La géographie, c’est l’art de lire les liens entre l’humain et son territoire, à travers le temps, l’espace et les transformations du monde. C’est aussi la passion de Catherine Plante, qui nous partage son parcours et sa vision d’un métier encore trop méconnu.
Je pourrais dire que le métier m'a un peu choisie. Depuis le secondaire, j'étais attirée par plusieurs domaines : l'histoire, la géographie, la musique... J'avais de la difficulté à me brancher. Ce n'est qu'au cégep, en sciences humaines profil international, que j'ai commencé à m'orienter vers la géographie, influencée aussi par mon milieu familial où l'éducation était très valorisée.
J'ai fait un bac en géographie et un certificat en histoire. Ça n'a pas été un parcours linéaire : j'ai exploré, j'ai changé de chemin, je me suis adaptée. Puis j'ai rencontré un professeur qui m'a initiée à la géographie historique, ce qui a été une vraie découverte. De fil en aiguille, j'ai réalisé un mémoire de maîtrise sur l'île aux Grues, en explorant les archives et les milieux naturels. Ce projet m'a littéralement enracinée dans la région où je travaille encore aujourd'hui.
Après quelques périodes plus difficiles — comme travailler chez Walmart pour payer mes factures post-études —, une opportunité s’est présentée grâce à l’organisme Place aux jeunes en région. On m’a offert un poste sur un plateau d’argent : c’est ainsi que j’ai commencé ma carrière en patrimoine, en lien direct avec mon bagage en géographie et histoire. J'ai su alors que j'étais à la bonne place.
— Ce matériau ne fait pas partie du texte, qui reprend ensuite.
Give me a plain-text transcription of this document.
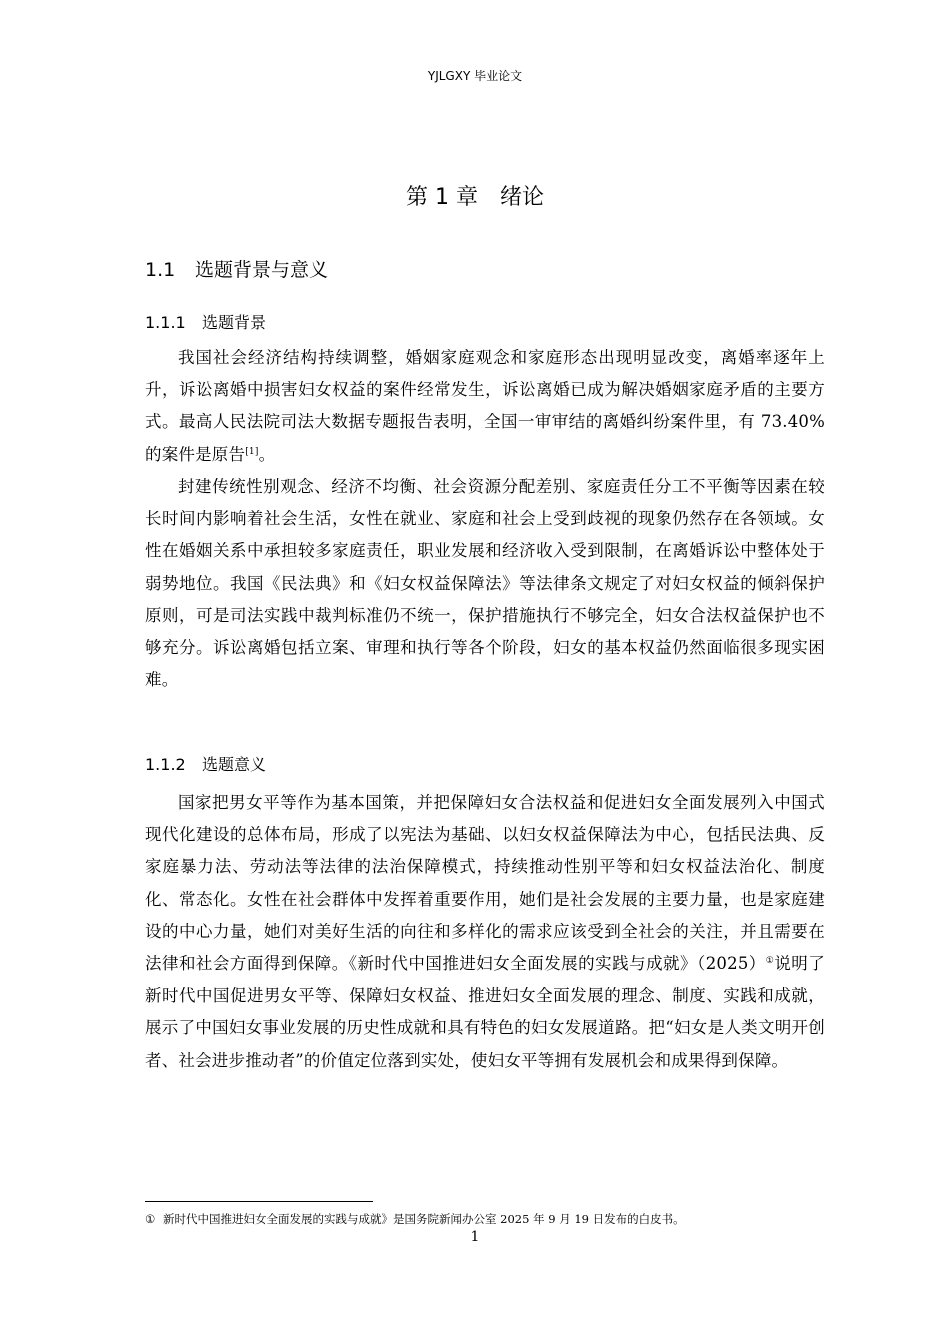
YJLGXY 毕业论文
第 1 章 绪论
1.1 选题背景与意义
1.1.1 选题背景

我国社会经济结构持续调整，婚姻家庭观念和家庭形态出现明显改变，离婚率逐年上升，诉讼离婚中损害妇女权益的案件经常发生，诉讼离婚已成为解决婚姻家庭矛盾的主要方式。最高人民法院司法大数据专题报告表明，全国一审审结的离婚纠纷案件里，有 73.40%的案件是原告[1]。

封建传统性别观念、经济不均衡、社会资源分配差别、家庭责任分工不平衡等因素在较长时间内影响着社会生活，女性在就业、家庭和社会上受到歧视的现象仍然存在各领域。女性在婚姻关系中承担较多家庭责任，职业发展和经济收入受到限制，在离婚诉讼中整体处于弱势地位。我国《民法典》和《妇女权益保障法》等法律条文规定了对妇女权益的倾斜保护原则，可是司法实践中裁判标准仍不统一，保护措施执行不够完全，妇女合法权益保护也不够充分。诉讼离婚包括立案、审理和执行等各个阶段，妇女的基本权益仍然面临很多现实困难。

1.1.2 选题意义

国家把男女平等作为基本国策，并把保障妇女合法权益和促进妇女全面发展列入中国式现代化建设的总体布局，形成了以宪法为基础、以妇女权益保障法为中心，包括民法典、反家庭暴力法、劳动法等法律的法治保障模式，持续推动性别平等和妇女权益法治化、制度化、常态化。女性在社会群体中发挥着重要作用，她们是社会发展的主要力量，也是家庭建设的中心力量，她们对美好生活的向往和多样化的需求应该受到全社会的关注，并且需要在法律和社会方面得到保障。《新时代中国推进妇女全面发展的实践与成就》（2025）①说明了新时代中国促进男女平等、保障妇女权益、推进妇女全面发展的理念、制度、实践和成就，展示了中国妇女事业发展的历史性成就和具有特色的妇女发展道路。把“妇女是人类文明开创者、社会进步推动者”的价值定位落到实处，使妇女平等拥有发展机会和成果得到保障。

① 新时代中国推进妇女全面发展的实践与成就》是国务院新闻办公室 2025 年 9 月 19 日发布的白皮书。
1
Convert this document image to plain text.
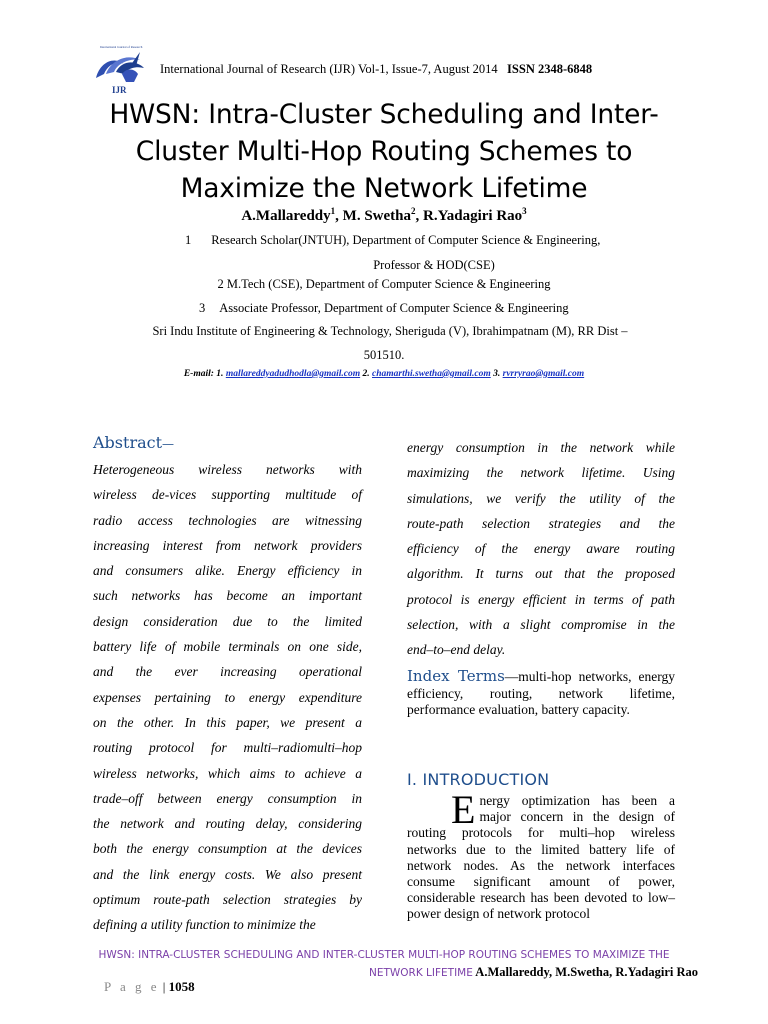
International Journal of Research
IJR
International Journal of Research (IJR) Vol-1, Issue-7, August 2014 ISSN 2348-6848
HWSN: Intra-Cluster Scheduling and Inter-
Cluster Multi-Hop Routing Schemes to
Maximize the Network Lifetime
A.Mallareddy$^1$, M. Swetha$^2$, R.Yadagiri Rao$^3$
1 Research Scholar(JNTUH), Department of Computer Science & Engineering,
Professor & HOD(CSE)
2 M.Tech (CSE), Department of Computer Science & Engineering
3 Associate Professor, Department of Computer Science & Engineering
Sri Indu Institute of Engineering & Technology, Sheriguda (V), Ibrahimpatnam (M), RR Dist –
501510.
E-mail: 1. mallareddyadudhodla@gmail.com 2. chamarthi.swetha@gmail.com 3. rvrryrao@gmail.com
Abstract—
Heterogeneous wireless networks with
wireless de-vices supporting multitude of
radio access technologies are witnessing
increasing interest from network providers
and consumers alike. Energy efficiency in
such networks has become an important
design consideration due to the limited
battery life of mobile terminals on one side,
and the ever increasing operational
expenses pertaining to energy expenditure
on the other. In this paper, we present a
routing protocol for multi–radiomulti–hop
wireless networks, which aims to achieve a
trade–off between energy consumption in
the network and routing delay, considering
both the energy consumption at the devices
and the link energy costs. We also present
optimum route-path selection strategies by
defining a utility function to minimize the
energy consumption in the network while
maximizing the network lifetime. Using
simulations, we verify the utility of the
route-path selection strategies and the
efficiency of the energy aware routing
algorithm. It turns out that the proposed
protocol is energy efficient in terms of path
selection, with a slight compromise in the
end–to–end delay.
Index Terms—multi-hop networks, energy efficiency, routing, network lifetime, performance evaluation, battery capacity.
I. INTRODUCTION
Energy optimization has been a major concern in the design of routing protocols for multi–hop wireless networks due to the limited battery life of network nodes. As the network interfaces consume significant amount of power, considerable research has been devoted to low–power design of network protocol
HWSN: INTRA-CLUSTER SCHEDULING AND INTER-CLUSTER MULTI-HOP ROUTING SCHEMES TO MAXIMIZE THE
NETWORK LIFETIME A.Mallareddy, M.Swetha, R.Yadagiri Rao
P a g e | 1058
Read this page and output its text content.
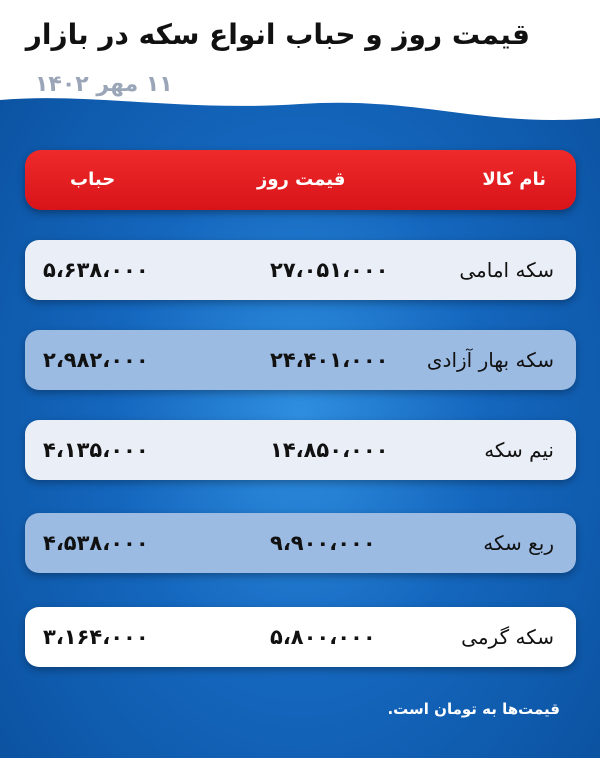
قیمت روز و حباب انواع سکه در بازار
۱۱ مهر ۱۴۰۲
نام کالا
قیمت روز
حباب
سکه امامی
۲۷،۰۵۱،۰۰۰
۵،۶۳۸،۰۰۰
سکه بهار آزادی
۲۴،۴۰۱،۰۰۰
۲،۹۸۲،۰۰۰
نیم سکه
۱۴،۸۵۰،۰۰۰
۴،۱۳۵،۰۰۰
ربع سکه
۹،۹۰۰،۰۰۰
۴،۵۳۸،۰۰۰
سکه گرمی
۵،۸۰۰،۰۰۰
۳،۱۶۴،۰۰۰
قیمت‌ها به تومان است.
J'ai commencé par un DEC en sciences humaines, profil international, avec des cours axés sur l'histoire, la géographie, la politique et l'économie. Puis, à l'université, j'ai fait un bac en géographie. J'ai aussi obtenu un certificat en histoire, ce qui m'a donné une double compétence.
La maîtrise, elle, a été exigeante. Je me suis plongée dans un projet qui aurait pu être mené par deux personnes, en géographie historique et paléoécologie. J'ai exploré les marais, les carottes de sol, les archives, les cartes anciennes... et c'est ce projet qui a dessiné mon avenir professionnel. J'y ai appris à conjuguer plusieurs disciplines pour mieux comprendre l'interaction entre l'humain et son environnement au fil du temps.
Plus tard, j'ai aussi complété une AEC en administration municipale pour mieux comprendre les rouages du monde municipal. Ce fut très utile pour mon intégration dans la MRC. Cette formation m'a permis d'ajouter une corde à mon arc, en me familiarisant avec les rôles et les responsabilités des différents acteurs municipaux.
Mon travail est très varié. Je suis à la fois aménagiste et agente culturelle. En tant qu’aménagiste, je contribue à l’élaboration du schéma d'aménagement du territoire, un document fondamental qui oriente le développement des 14 municipalités de notre MRC.
Je suis l’intermédiaire entre les exigences gouvernementales et les municipalités locales. Il m’arrive de devoir déchiffrer des cartes de risques de glissements de terrain, des données sur l'tat du réseau routier ou des programmes d'aide financière. Je participe aussi à la création de plans d'action en environnement, en patrimoine et en culture.
Comme agente culturelle, je gère une entente de développement culturel avec le ministère de la Culture. Je coordonne des projets avec les écoles, comme des ateliers sur le patrimoine bâti ou sur l'art. J’adore ce volet du travail, car je peux contribuer à sensibiliser les jeunes et leurs familles à la richesse du territoire. J'organise des expositions, soutiens les artistes locaux, et réponds aux demandes des municipalités pour valoriser leur identité culturelle.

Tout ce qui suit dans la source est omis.